Several Australian businesses have been hit by a significant ransomware attack that has quickly spread around the world.
The ransomware, known as Petya, emerged in Europe and the US last night, and the government confirmed on Wednesday night that at least two Australian businesses have been hit.
The Ukraine appears to be the worst affected so far, with major firms, airports and government departments struck in the country.
The ransomware exploits a similar vulnerability as the WannaCry attack last month, with malicious software locking a computer or its files until a ransom is paid in bitcoin.
Cadbury’s offices in Hobart have been affected by the ransomware, with a message appearing on the company’s computers demanding $300 be paid in bitcoin before the files are decrypted.
“Perhaps you are busy looking for a way to recover your files, but don’t waste your time. Nobody can recover your files without our decryption service,” the message read.
But concerns have arisen that even if the ransom is paid the files will not be decrypted because the email address included in the message has already been disabled.
While the WannaCry attack struck last month while Australian businesses were already shut down the for the weekend, the new attack is likely to be far worse for local companies.
It was initially believed that Qantas may have also been a victim of the ransomware attack, with its online booking system suffering outages on Wednesday morning. But the airline has since clarified that this was unrelated to the Petya attack.
“The intermittent outages experienced by customers are due to a hardware issue and are unrelated to the malware attack that has impacted other companies,” a Qantas statement said. “To be clear, Qantas has not been impacted by the Petya malware attack.”
Petya hit US and Europe hard.
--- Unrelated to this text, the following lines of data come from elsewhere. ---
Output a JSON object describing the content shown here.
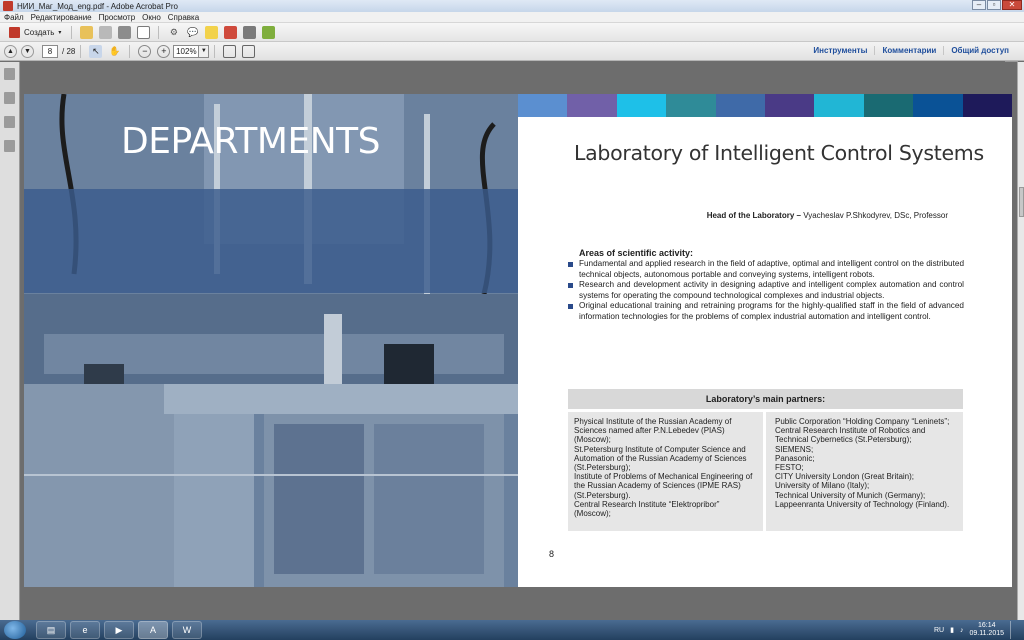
{
  "window": {
    "title": "НИИ_Маг_Мод_eng.pdf - Adobe Acrobat Pro"
  },
  "menu": [
    "Файл",
    "Редактирование",
    "Просмотр",
    "Окно",
    "Справка"
  ],
  "toolbar": {
    "create_label": "Создать"
  },
  "navigation": {
    "current_page": "8",
    "total_pages": "/ 28",
    "zoom": "102%"
  },
  "right_links": [
    "Инструменты",
    "Комментарии",
    "Общий доступ"
  ],
  "left_page": {
    "banner_text": "DEPARTMENTS"
  },
  "right_page": {
    "color_strip": [
      "#5b8fd0",
      "#7160a8",
      "#1ec0e8",
      "#2f8b98",
      "#3f6aa8",
      "#4a3a86",
      "#21b6d5",
      "#1a6a72",
      "#0a5296",
      "#1e1a5a"
    ],
    "title": "Laboratory of Intelligent Control Systems",
    "head_label": "Head of the Laboratory –",
    "head_name": "Vyacheslav P.Shkodyrev, DSc, Professor",
    "areas_title": "Areas of scientific activity:",
    "areas": [
      "Fundamental and applied research in the field of adaptive, optimal and intelligent control on the distributed technical objects, autonomous portable and conveying systems, intelligent robots.",
      "Research and development activity in designing adaptive and intelligent complex automation and control systems for operating the compound technological complexes and industrial objects.",
      "Original educational training and retraining programs for the highly-qualified staff in the field of advanced information technologies for the problems of complex industrial automation and intelligent control."
    ],
    "partners_title": "Laboratory’s main partners:",
    "partners_left": [
      "Physical Institute of the Russian Academy of Sciences named after P.N.Lebedev (PIAS) (Moscow);",
      "St.Petersburg Institute of Computer Science and Automation of the Russian Academy of Sciences (St.Petersburg);",
      "Institute of Problems of Mechanical Engineering of the Russian Academy of Sciences (IPME RAS) (St.Petersburg).",
      "Central Research Institute “Elektropribor” (Moscow);"
    ],
    "partners_right": [
      "Public Corporation “Holding Company “Leninets”;",
      "Central Research Institute of Robotics and Technical Cybernetics (St.Petersburg);",
      "SIEMENS;",
      "Panasonic;",
      "FESTO;",
      "CITY University London (Great Britain);",
      "University of Milano (Italy);",
      "Technical University of Munich (Germany);",
      "Lappeenranta University of Technology (Finland)."
    ],
    "page_number": "8"
  },
  "taskbar": {
    "lang": "RU",
    "time": "16:14",
    "date": "09.11.2015"
  }
}
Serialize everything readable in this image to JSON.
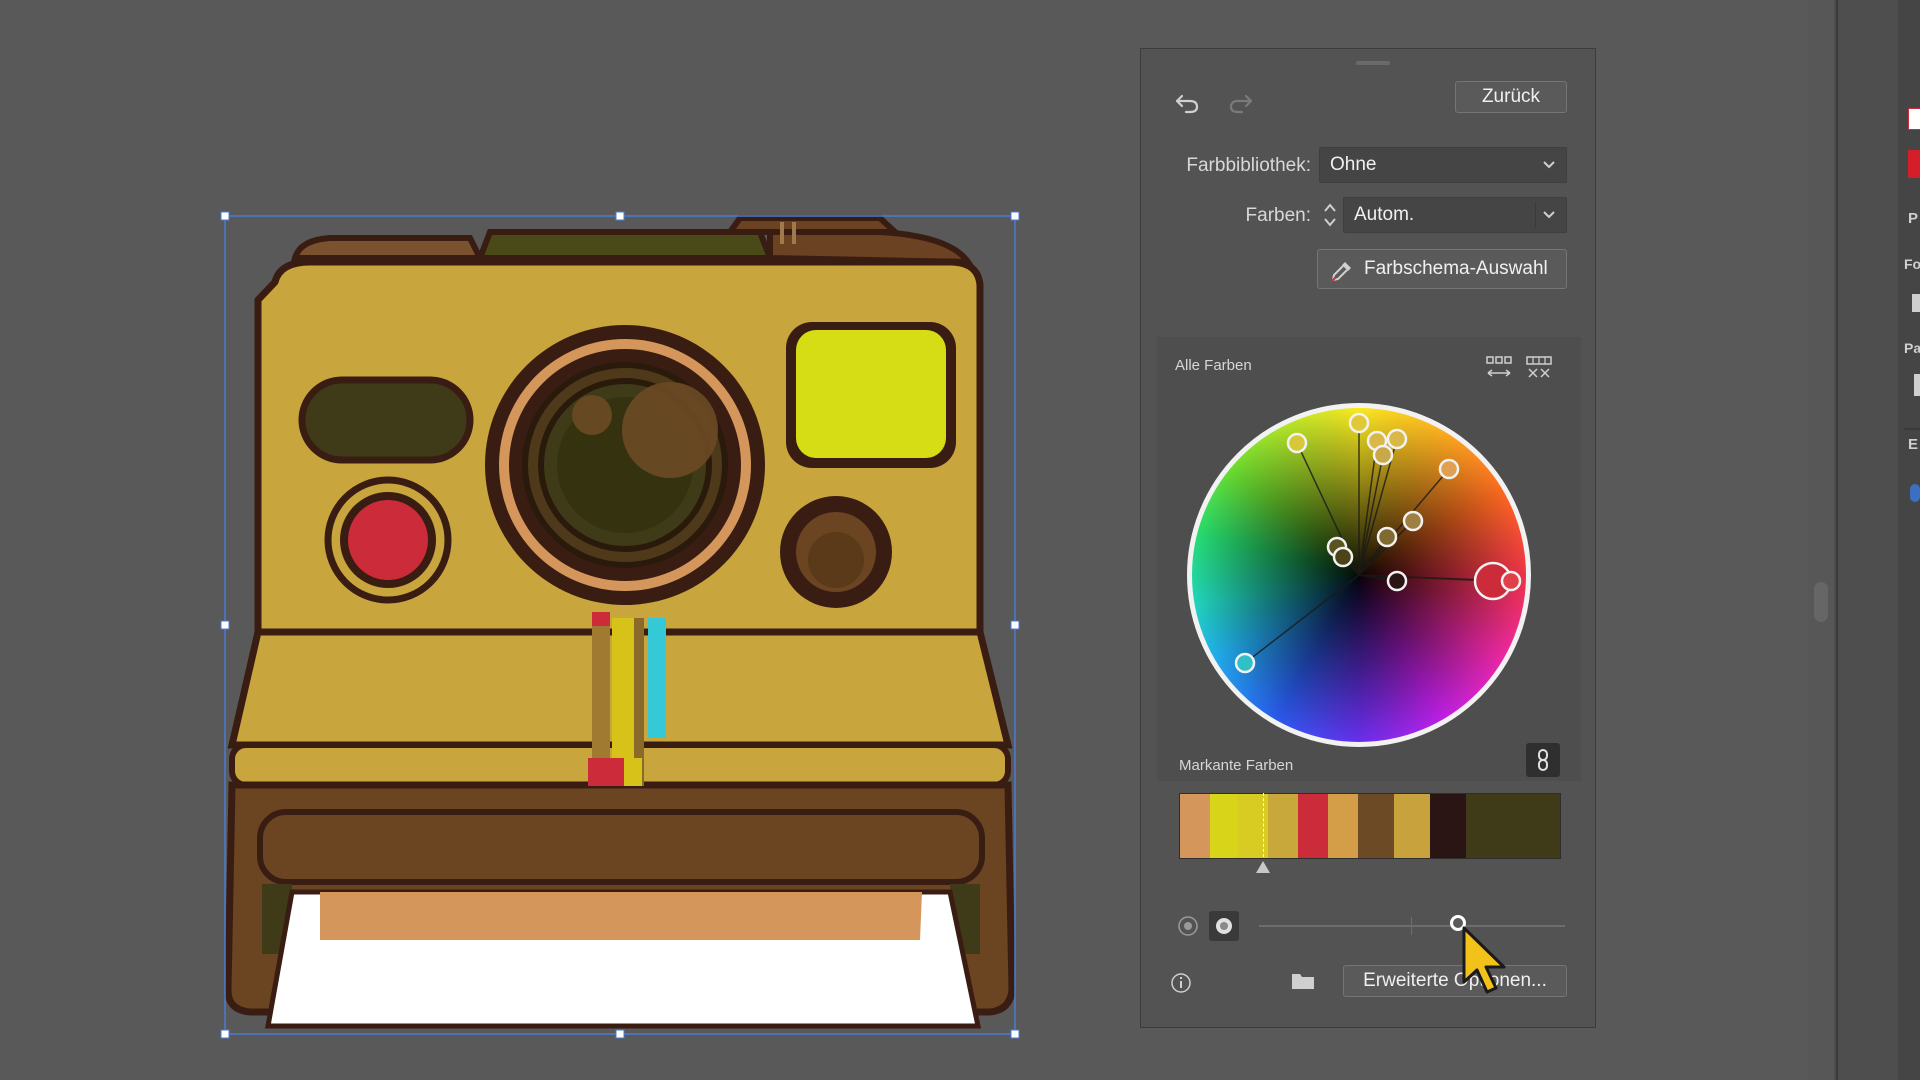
{
  "panel": {
    "back_label": "Zurück",
    "library_label": "Farbbibliothek:",
    "library_value": "Ohne",
    "colors_label": "Farben:",
    "colors_value": "Autom.",
    "scheme_button": "Farbschema-Auswahl",
    "all_colors_label": "Alle Farben",
    "prominent_label": "Markante Farben",
    "advanced_button": "Erweiterte Optionen...",
    "swatches": [
      "#d4965a",
      "#d7d41a",
      "#d8cc22",
      "#c8a83a",
      "#cc2b3a",
      "#d49e48",
      "#6b4a25",
      "#c8a23c",
      "#2a1414",
      "#3f3a17",
      "#3f3a17"
    ],
    "slider_value": 0.65
  },
  "icons": {
    "undo": "undo-icon",
    "redo": "redo-icon",
    "eyedropper": "eyedropper-icon",
    "link": "link-icon",
    "info": "info-icon",
    "folder": "folder-icon",
    "cursor": "mouse-cursor-icon"
  },
  "edge_labels": [
    "P",
    "Fo",
    "Pa",
    "E"
  ]
}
Source: Mobile Security Zone
The attack reinforces the need for governments around the world to work together on cyber security, Minister Assisting the Prime Minister for Cyber Security Dan Tehan said.
“One of the key things about addressing a ransomware attack like this is to make sure we are sharing threat information with our partners overseas, because all the information we can get on the type of threat helps us to mitigate against it here in Australia,” Tehan said.
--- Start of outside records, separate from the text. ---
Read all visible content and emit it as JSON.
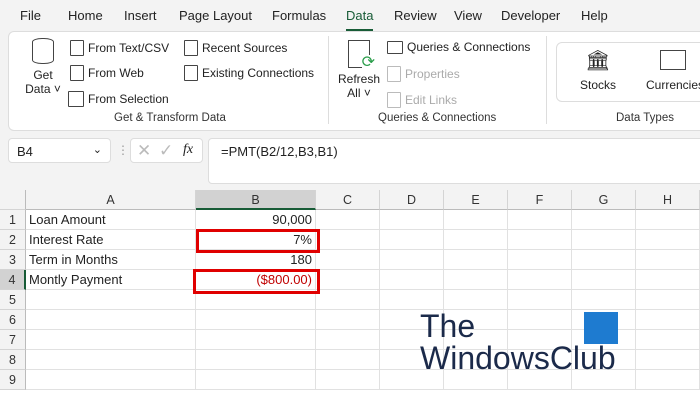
{
  "tabs": [
    "File",
    "Home",
    "Insert",
    "Page Layout",
    "Formulas",
    "Data",
    "Review",
    "View",
    "Developer",
    "Help"
  ],
  "ribbon": {
    "get_data": [
      "Get",
      "Data ˅"
    ],
    "get_transform": [
      "From Text/CSV",
      "From Web",
      "From Selection",
      "Recent Sources",
      "Existing Connections"
    ],
    "get_transform_label": "Get & Transform Data",
    "refresh": [
      "Refresh",
      "All ˅"
    ],
    "queries": [
      "Queries & Connections",
      "Properties",
      "Edit Links"
    ],
    "queries_label": "Queries & Connections",
    "data_types": [
      "Stocks",
      "Currencies"
    ],
    "data_types_label": "Data Types"
  },
  "name_box": "B4",
  "fx": "fx",
  "formula": "=PMT(B2/12,B3,B1)",
  "columns": [
    "A",
    "B",
    "C",
    "D",
    "E",
    "F",
    "G",
    "H"
  ],
  "rows": [
    "1",
    "2",
    "3",
    "4",
    "5",
    "6",
    "7",
    "8",
    "9"
  ],
  "cells": [
    [
      "Loan Amount",
      "90,000"
    ],
    [
      "Interest Rate",
      "7%"
    ],
    [
      "Term in Months",
      "180"
    ],
    [
      "Montly Payment",
      "($800.00)"
    ]
  ],
  "watermark": [
    "The",
    "WindowsClub"
  ],
  "colors": {
    "accent": "#185c37",
    "highlight": "#e00000",
    "negative": "#c00000"
  }
}
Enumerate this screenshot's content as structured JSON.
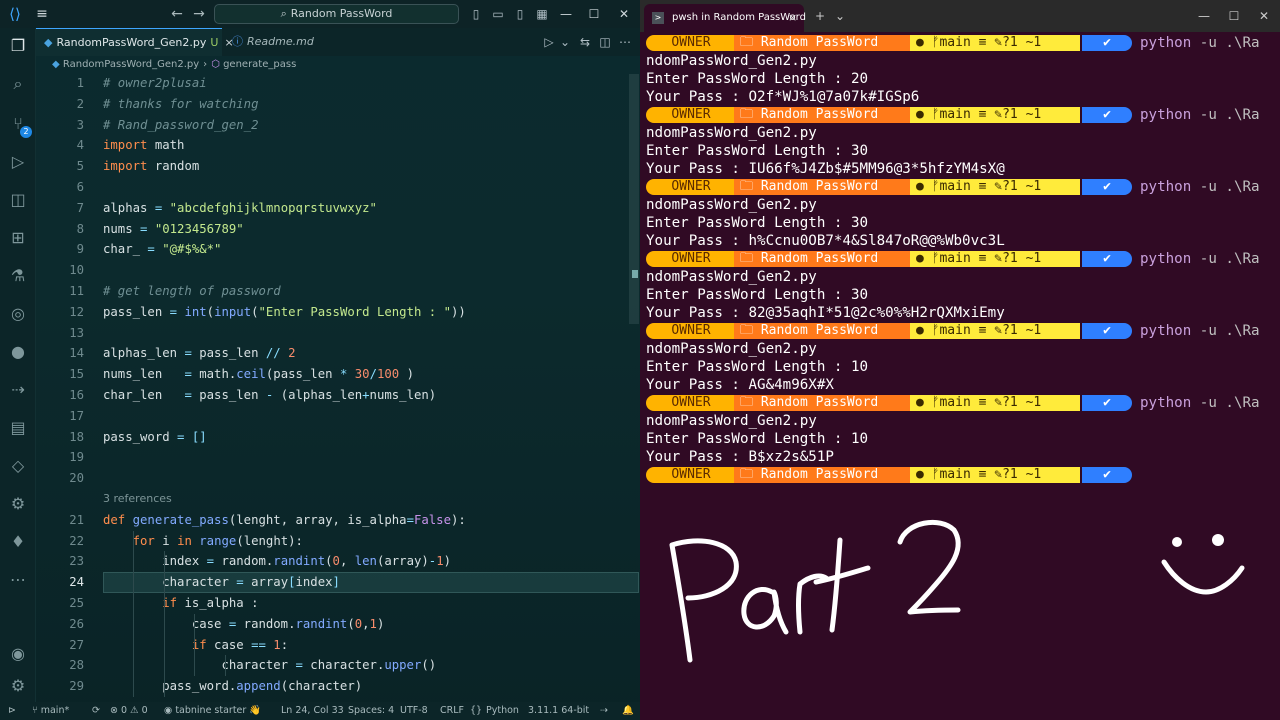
{
  "vscode": {
    "search_text": "Random PassWord",
    "tabs": [
      {
        "label": "RandomPassWord_Gen2.py",
        "badge": "U",
        "close": "×"
      },
      {
        "label": "Readme.md"
      }
    ],
    "breadcrumb": {
      "file": "RandomPassWord_Gen2.py",
      "sep": "›",
      "symbol": "generate_pass"
    },
    "refs_label": "3 references",
    "line_numbers": [
      "1",
      "2",
      "3",
      "4",
      "5",
      "6",
      "7",
      "8",
      "9",
      "10",
      "11",
      "12",
      "13",
      "14",
      "15",
      "16",
      "17",
      "18",
      "19",
      "20",
      "21",
      "22",
      "23",
      "24",
      "25",
      "26",
      "27",
      "28",
      "29"
    ],
    "code": [
      "# owner2plusai",
      "# thanks for watching",
      "# Rand_password_gen_2",
      "import math",
      "import random",
      "",
      "alphas = \"abcdefghijklmnopqrstuvwxyz\"",
      "nums = \"0123456789\"",
      "char_ = \"@#$%&*\"",
      "",
      "# get length of password",
      "pass_len = int(input(\"Enter PassWord Length : \"))",
      "",
      "alphas_len = pass_len // 2",
      "nums_len   = math.ceil(pass_len * 30/100 )",
      "char_len   = pass_len - (alphas_len+nums_len)",
      "",
      "pass_word = []",
      "",
      "",
      "def generate_pass(lenght, array, is_alpha=False):",
      "    for i in range(lenght):",
      "        index = random.randint(0, len(array)-1)",
      "        character = array[index]",
      "        if is_alpha :",
      "            case = random.randint(0,1)",
      "            if case == 1:",
      "                character = character.upper()",
      "        pass_word.append(character)"
    ],
    "status": {
      "branch": "main*",
      "problems": "0 ⚠ 0",
      "tabnine": "tabnine starter",
      "position": "Ln 24, Col 33",
      "spaces": "Spaces: 4",
      "encoding": "UTF-8",
      "eol": "CRLF",
      "language": "Python",
      "interpreter": "3.11.1 64-bit"
    }
  },
  "terminal": {
    "tab_title": "pwsh in Random PassWord",
    "tab_close": "×",
    "new_tab": "+",
    "dropdown": "⌄",
    "prompt": {
      "owner": "OWNER",
      "dir": "Random PassWord",
      "branch": "main",
      "git_status": "?1 ~1",
      "ok": "✔"
    },
    "command": {
      "exe": "python",
      "args": " -u .\\Ra",
      "wrap": "ndomPassWord_Gen2.py"
    },
    "runs": [
      {
        "length": "Enter PassWord Length : 20",
        "pass": "Your Pass : O2f*WJ%1@7a07k#IGSp6"
      },
      {
        "length": "Enter PassWord Length : 30",
        "pass": "Your Pass : IU66f%J4Zb$#5MM96@3*5hfzYM4sX@"
      },
      {
        "length": "Enter PassWord Length : 30",
        "pass": "Your Pass : h%Ccnu0OB7*4&Sl847oR@@%Wb0vc3L"
      },
      {
        "length": "Enter PassWord Length : 30",
        "pass": "Your Pass : 82@35aqhI*51@2c%0%%H2rQXMxiEmy"
      },
      {
        "length": "Enter PassWord Length : 10",
        "pass": "Your Pass : AG&4m96X#X"
      },
      {
        "length": "Enter PassWord Length : 10",
        "pass": "Your Pass : B$xz2s&51P"
      }
    ],
    "handwriting": "Part 2"
  }
}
Australian small businesses need to take “urgent actions” to improve their cyber security and install all relevant patches, Tehan said.
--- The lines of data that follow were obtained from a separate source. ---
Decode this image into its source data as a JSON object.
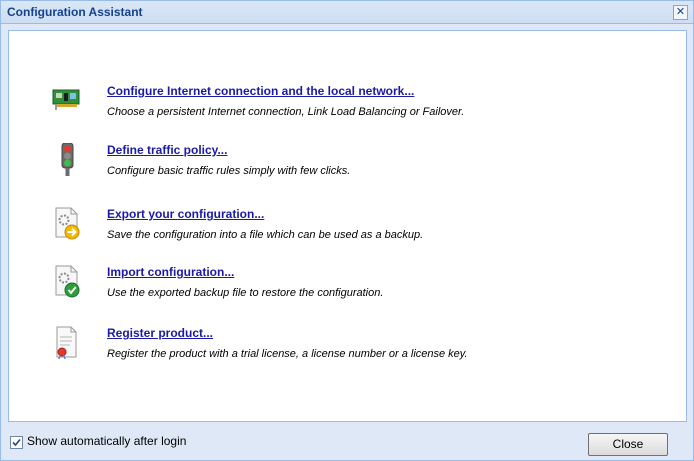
{
  "window": {
    "title": "Configuration Assistant",
    "close_glyph": "✕"
  },
  "items": [
    {
      "icon": "network-card-icon",
      "link": "Configure Internet connection and the local network...",
      "desc": "Choose a persistent Internet connection, Link Load Balancing or Failover."
    },
    {
      "icon": "traffic-light-icon",
      "link": "Define traffic policy...",
      "desc": "Configure basic traffic rules simply with few clicks."
    },
    {
      "icon": "export-config-icon",
      "link": "Export your configuration...",
      "desc": "Save the configuration into a file which can be used as a backup."
    },
    {
      "icon": "import-config-icon",
      "link": "Import configuration...",
      "desc": "Use the exported backup file to restore the configuration."
    },
    {
      "icon": "register-product-icon",
      "link": "Register product...",
      "desc": "Register the product with a trial license, a license number or a license key."
    }
  ],
  "footer": {
    "checkbox_label": "Show automatically after login",
    "checkbox_checked": true,
    "close_button": "Close"
  },
  "colors": {
    "link": "#1a1aa6",
    "title": "#15428b",
    "frame": "#dfe8f6",
    "border": "#99bbe8"
  }
}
“If your business has been infected you should isolate the affected computer from your network to prevent the software spreading and use backup data to restore information,” he said.
“This ransomware attack is a wake-up call to all Australian businesses to regularly backup their data and install the latest security patches.”
Special advisor to the Prime Minister on Cyber Security Alastair MacGibbon said cyber attacks like this are now inevitable, and all businesses need to be taking active efforts to protect themselves.
“The WannaCry incident of a month or so ago was a wake-up call for us on how this can start impacting across networks,” MacGibbon said.
“We’ve always known this could happen. It’s just a sign again of how connected we are as a community, and we’re not going to be less connected in time, that means we need to step our efforts up to protect ourselves.”
The latest global ransomware coincided with the Western Australian government’s launch of a new digital security policy aiming to protect the public sector from cyber threats like this.
“WA avoided a serious breach last time, and the security updates put in place by government agencies should also protect against this new Petya ransomware,” State innovation and ICT minister Dave Kelly said.
“These ongoing attacks demonstrate the seriousness of the situation and the importance of ensuring WA government agencies are on the front foot in preventing successful attacks.”